Un modo di essere, di ritrovarsi.
Camminare è un modo di vivere. E’ una necessità, uno stile, un modo per riequilibrarsi e guardare da un’altra prospettiva il proprio essere, che nella modernità è diventato un gesto trasgressivo. Fuori dal comune.
Ecco quello che emerge dal libro Il mondo a piedi di Le Breton.
Il libro, è piuttosto, a mio parere, un trattato che strizza l’occhio alla filosofia, mettendo in relazione il pensiero di personaggi storici come Stevenson, Sansot e Basho, che idealmente conversano sul senso di percorrere il mondo a piedi.
Personalmente
Devo dire che il libro non è facilissimo da seguire, a tratti un po’ faticoso per le continue citazioni e rimandi storici. Ma sicuramente è interessante avere la conferma che il senso del cammino e la sua utilità sono argomenti sentiti e affini da secoli.

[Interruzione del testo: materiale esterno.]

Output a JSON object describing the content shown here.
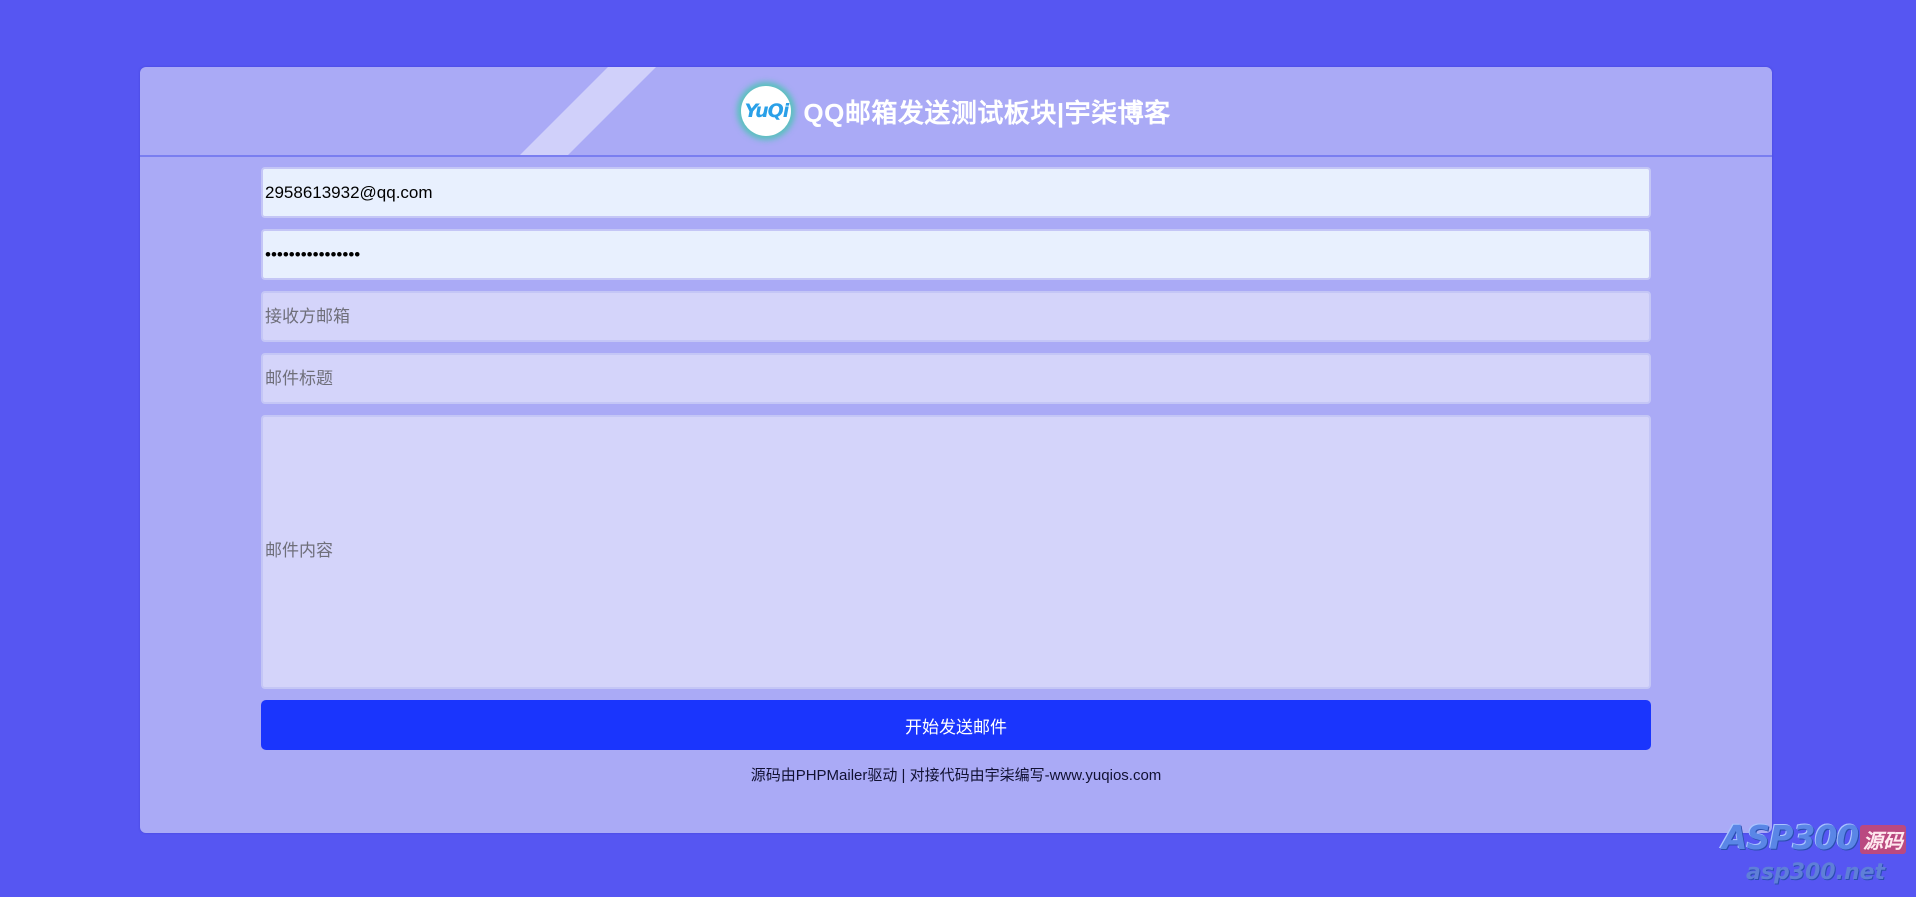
{
  "header": {
    "logo_text": "YuQi",
    "title": "QQ邮箱发送测试板块|宇柒博客"
  },
  "form": {
    "sender_email": {
      "value": "2958613932@qq.com",
      "placeholder": ""
    },
    "auth_code": {
      "value": "qqauthcodepass12",
      "placeholder": ""
    },
    "recipient_email": {
      "value": "",
      "placeholder": "接收方邮箱"
    },
    "subject": {
      "value": "",
      "placeholder": "邮件标题"
    },
    "content": {
      "value": "",
      "placeholder": "邮件内容"
    },
    "submit_label": "开始发送邮件"
  },
  "footer": {
    "note": "源码由PHPMailer驱动 | 对接代码由宇柒编写-www.yuqios.com"
  },
  "watermark": {
    "brand": "ASP300",
    "tag": "源码",
    "domain": "asp300.net"
  },
  "colors": {
    "page_background": "#5656f2",
    "panel_background": "#aaaaf6",
    "button_background": "#1a35fd",
    "input_filled_background": "#e8f0fe",
    "input_empty_background": "#d4d4fa"
  }
}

Il modo di camminare, la sua efficacia per il corpo e per la mente, ci riconnettono al passato con la stessa potenza con cui la natura rinasce nel nostro essere non appena siamo in grado di lasciare la nostra scrivania, le nostre abitudine sedentarie per affrontare il mondo. A piedi.
La marcia non è solo uno strumento che conduce al benessere fisico, ma un vero e proprio antidoto contro l’abbrutimento personale. Ritrovare il silenzio, riassaporare il gusto del cibo dopo la fatica, ascoltare il mondo che si muove mentre tu passi. Questi sono solo alcuni degli elementi che coinvolgono il corpo quando si riscopre il senso originario del camminare:
Mai il cibo appare tanto saporito, anche se scarso, come al momento della sosta dopo uno sforzo di parecchie ore. La marcia trasfigura i momenti ordinari della vita, li inventa sotto nuove forme.

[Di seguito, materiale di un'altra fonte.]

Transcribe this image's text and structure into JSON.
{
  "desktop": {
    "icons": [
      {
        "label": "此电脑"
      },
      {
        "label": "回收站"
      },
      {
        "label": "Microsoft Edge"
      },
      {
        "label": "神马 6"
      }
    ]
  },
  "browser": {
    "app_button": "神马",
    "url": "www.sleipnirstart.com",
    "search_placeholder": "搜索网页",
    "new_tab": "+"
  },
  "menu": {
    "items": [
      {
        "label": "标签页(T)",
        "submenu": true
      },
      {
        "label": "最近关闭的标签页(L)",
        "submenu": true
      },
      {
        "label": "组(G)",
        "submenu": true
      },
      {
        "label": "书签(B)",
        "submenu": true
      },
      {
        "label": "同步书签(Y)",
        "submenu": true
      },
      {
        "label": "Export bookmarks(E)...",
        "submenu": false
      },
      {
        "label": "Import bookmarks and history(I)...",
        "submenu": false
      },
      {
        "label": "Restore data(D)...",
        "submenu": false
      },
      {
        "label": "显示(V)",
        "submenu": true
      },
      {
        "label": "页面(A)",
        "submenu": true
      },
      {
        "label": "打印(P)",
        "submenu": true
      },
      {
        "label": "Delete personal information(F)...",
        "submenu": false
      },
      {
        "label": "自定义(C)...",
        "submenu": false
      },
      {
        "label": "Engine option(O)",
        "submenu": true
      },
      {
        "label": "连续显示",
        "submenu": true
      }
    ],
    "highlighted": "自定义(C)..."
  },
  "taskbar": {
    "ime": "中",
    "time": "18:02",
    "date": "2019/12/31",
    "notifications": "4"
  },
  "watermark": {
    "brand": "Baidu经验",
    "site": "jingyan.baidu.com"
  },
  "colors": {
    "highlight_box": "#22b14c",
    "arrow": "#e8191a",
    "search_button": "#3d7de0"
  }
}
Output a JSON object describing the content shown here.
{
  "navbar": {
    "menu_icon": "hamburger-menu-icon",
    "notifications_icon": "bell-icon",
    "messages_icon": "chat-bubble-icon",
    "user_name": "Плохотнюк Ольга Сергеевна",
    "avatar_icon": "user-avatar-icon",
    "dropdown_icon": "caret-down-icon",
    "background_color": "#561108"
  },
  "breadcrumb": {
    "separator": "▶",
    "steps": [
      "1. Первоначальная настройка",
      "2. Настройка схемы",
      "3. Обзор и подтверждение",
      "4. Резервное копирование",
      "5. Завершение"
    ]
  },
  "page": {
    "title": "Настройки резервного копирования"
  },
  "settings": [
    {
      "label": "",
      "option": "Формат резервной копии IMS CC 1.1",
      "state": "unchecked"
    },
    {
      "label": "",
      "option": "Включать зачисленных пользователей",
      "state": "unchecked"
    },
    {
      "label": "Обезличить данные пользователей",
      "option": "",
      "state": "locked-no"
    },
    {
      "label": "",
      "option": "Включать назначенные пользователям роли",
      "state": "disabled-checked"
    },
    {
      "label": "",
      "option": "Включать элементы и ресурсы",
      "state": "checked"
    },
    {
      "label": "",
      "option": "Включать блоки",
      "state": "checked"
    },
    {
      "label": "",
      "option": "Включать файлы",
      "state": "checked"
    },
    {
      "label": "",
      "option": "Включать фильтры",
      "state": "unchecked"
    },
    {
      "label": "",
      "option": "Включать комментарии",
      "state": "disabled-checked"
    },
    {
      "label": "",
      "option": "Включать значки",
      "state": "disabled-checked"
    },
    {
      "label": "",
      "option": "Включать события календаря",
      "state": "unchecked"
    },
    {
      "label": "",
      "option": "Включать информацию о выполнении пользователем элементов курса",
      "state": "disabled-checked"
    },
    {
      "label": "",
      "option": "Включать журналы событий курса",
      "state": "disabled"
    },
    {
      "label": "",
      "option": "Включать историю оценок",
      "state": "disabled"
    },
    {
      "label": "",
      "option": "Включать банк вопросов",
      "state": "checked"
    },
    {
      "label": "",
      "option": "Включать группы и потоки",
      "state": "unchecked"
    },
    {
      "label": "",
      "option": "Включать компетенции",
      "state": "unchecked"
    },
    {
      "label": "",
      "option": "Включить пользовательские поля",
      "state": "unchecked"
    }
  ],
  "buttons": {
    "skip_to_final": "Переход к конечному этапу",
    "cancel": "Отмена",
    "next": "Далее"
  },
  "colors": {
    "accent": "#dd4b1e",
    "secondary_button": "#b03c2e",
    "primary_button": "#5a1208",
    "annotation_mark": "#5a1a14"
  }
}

Passeggiare, ma non solo per sentieri
Penso che il modo migliore per scrivere un libro che elogia il cammino, sia senza dubbio mettersi in strada e fare esperienza personale. Tuttavia non sempre abbiamo a disposizione paesaggi incantati, montagne, sentieri bucolici.

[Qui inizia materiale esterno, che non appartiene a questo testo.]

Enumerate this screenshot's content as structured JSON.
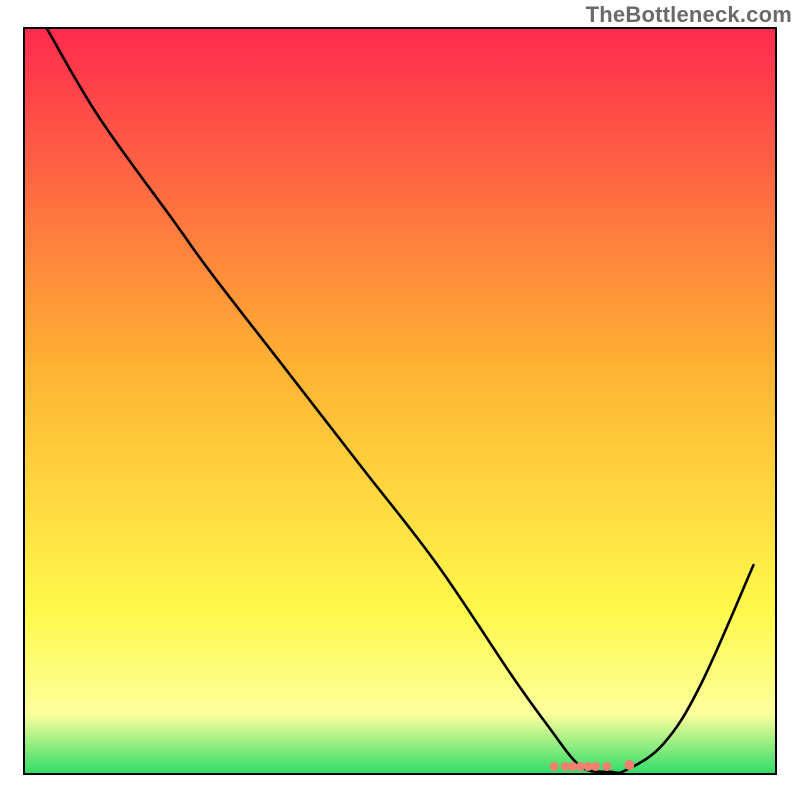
{
  "watermark": "TheBottleneck.com",
  "chart_data": {
    "type": "line",
    "title": "",
    "xlabel": "",
    "ylabel": "",
    "xlim": [
      0,
      100
    ],
    "ylim": [
      0,
      100
    ],
    "background_gradient": {
      "top": "#ff2a4e",
      "mid": "#ffb133",
      "lower_mid": "#fff94a",
      "near_bottom": "#fdff9c",
      "bottom": "#2edc67"
    },
    "series": [
      {
        "name": "bottleneck-curve",
        "x": [
          3,
          10,
          20,
          25,
          35,
          45,
          55,
          65,
          70,
          73,
          75,
          78,
          80,
          85,
          90,
          97
        ],
        "y": [
          100,
          88,
          74,
          67,
          54,
          41,
          28,
          13,
          6,
          2,
          0.5,
          0.3,
          0.5,
          4,
          12,
          28
        ]
      }
    ],
    "markers": {
      "name": "optimum-cluster",
      "color": "#f08070",
      "points": [
        {
          "x": 70.5,
          "y": 1.0
        },
        {
          "x": 72.0,
          "y": 1.0
        },
        {
          "x": 73.0,
          "y": 1.0
        },
        {
          "x": 74.0,
          "y": 1.0
        },
        {
          "x": 75.0,
          "y": 1.0
        },
        {
          "x": 76.0,
          "y": 1.0
        },
        {
          "x": 77.5,
          "y": 1.0
        },
        {
          "x": 80.5,
          "y": 1.2
        }
      ]
    },
    "frame": {
      "stroke": "#000000",
      "stroke_width": 2
    }
  }
}
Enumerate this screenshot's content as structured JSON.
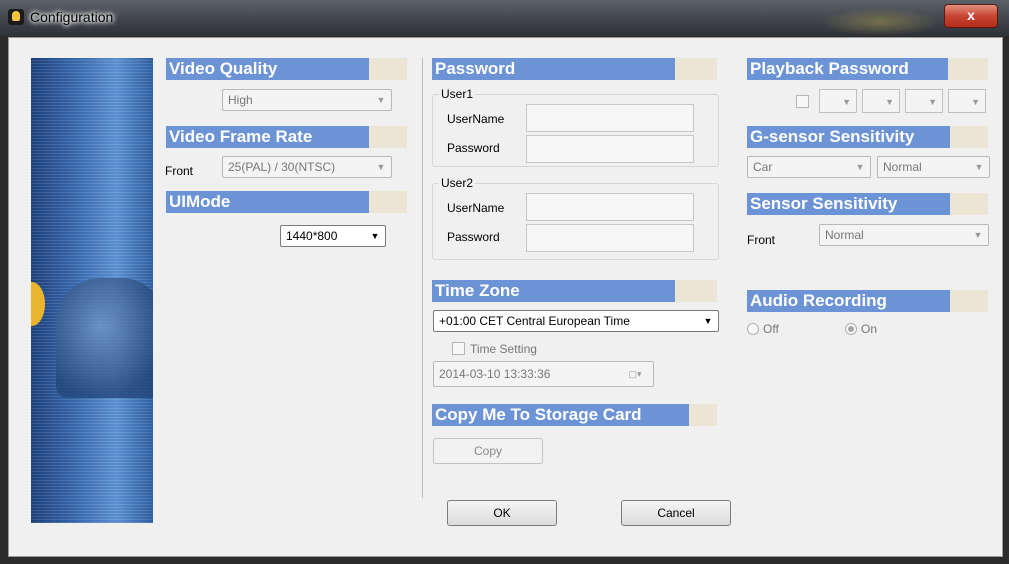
{
  "window": {
    "title": "Configuration",
    "close_label": "x"
  },
  "video_quality": {
    "header": "Video Quality",
    "value": "High"
  },
  "video_frame_rate": {
    "header": "Video Frame Rate",
    "label": "Front",
    "value": "25(PAL) / 30(NTSC)"
  },
  "ui_mode": {
    "header": "UIMode",
    "value": "1440*800"
  },
  "password": {
    "header": "Password",
    "user1": {
      "caption": "User1",
      "username_label": "UserName",
      "password_label": "Password",
      "username_value": "",
      "password_value": ""
    },
    "user2": {
      "caption": "User2",
      "username_label": "UserName",
      "password_label": "Password",
      "username_value": "",
      "password_value": ""
    }
  },
  "time_zone": {
    "header": "Time Zone",
    "value": "+01:00 CET Central European Time",
    "time_setting_label": "Time Setting",
    "datetime": "2014-03-10 13:33:36"
  },
  "copy": {
    "header": "Copy Me To Storage Card",
    "button": "Copy"
  },
  "playback_password": {
    "header": "Playback Password"
  },
  "gsensor": {
    "header": "G-sensor Sensitivity",
    "vehicle": "Car",
    "level": "Normal"
  },
  "sensor_sensitivity": {
    "header": "Sensor Sensitivity",
    "label": "Front",
    "value": "Normal"
  },
  "audio_recording": {
    "header": "Audio Recording",
    "off_label": "Off",
    "on_label": "On",
    "selected": "On"
  },
  "footer": {
    "ok": "OK",
    "cancel": "Cancel"
  },
  "icons": {
    "dropdown": "chevron-down-icon",
    "calendar": "calendar-icon",
    "app": "app-icon",
    "close": "close-icon"
  }
}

Ma nel libro si parla anche di questo, della città.
Quando camminiamo in città lo facciamo sulla base di un percorso stabilito, di una sorta di rito che ci impone di fare la stessa strada tutti i giorni. Il consiglio è di lasciarsi andare al “bighellonaggio” alla moda dei surrealisti, lasciandosi trasportare dalla città stessa e dalla sue vie e se l’udito è il senso che ne risente di più perchè sopraffatto dal traffico, lasciamo fare alla vista che cambia sulla base delle stagioni, del sole che batte sulle facciate delle case o che si riflette nelle vetrine dei negozi.
Andare quindi è sempre più un gesto fuori dal coro, in contro tendenza, perchè in grado di far riemergere la necessità di calma, i bisogni primari. Assopiti dal rumore di quello che ci circonda.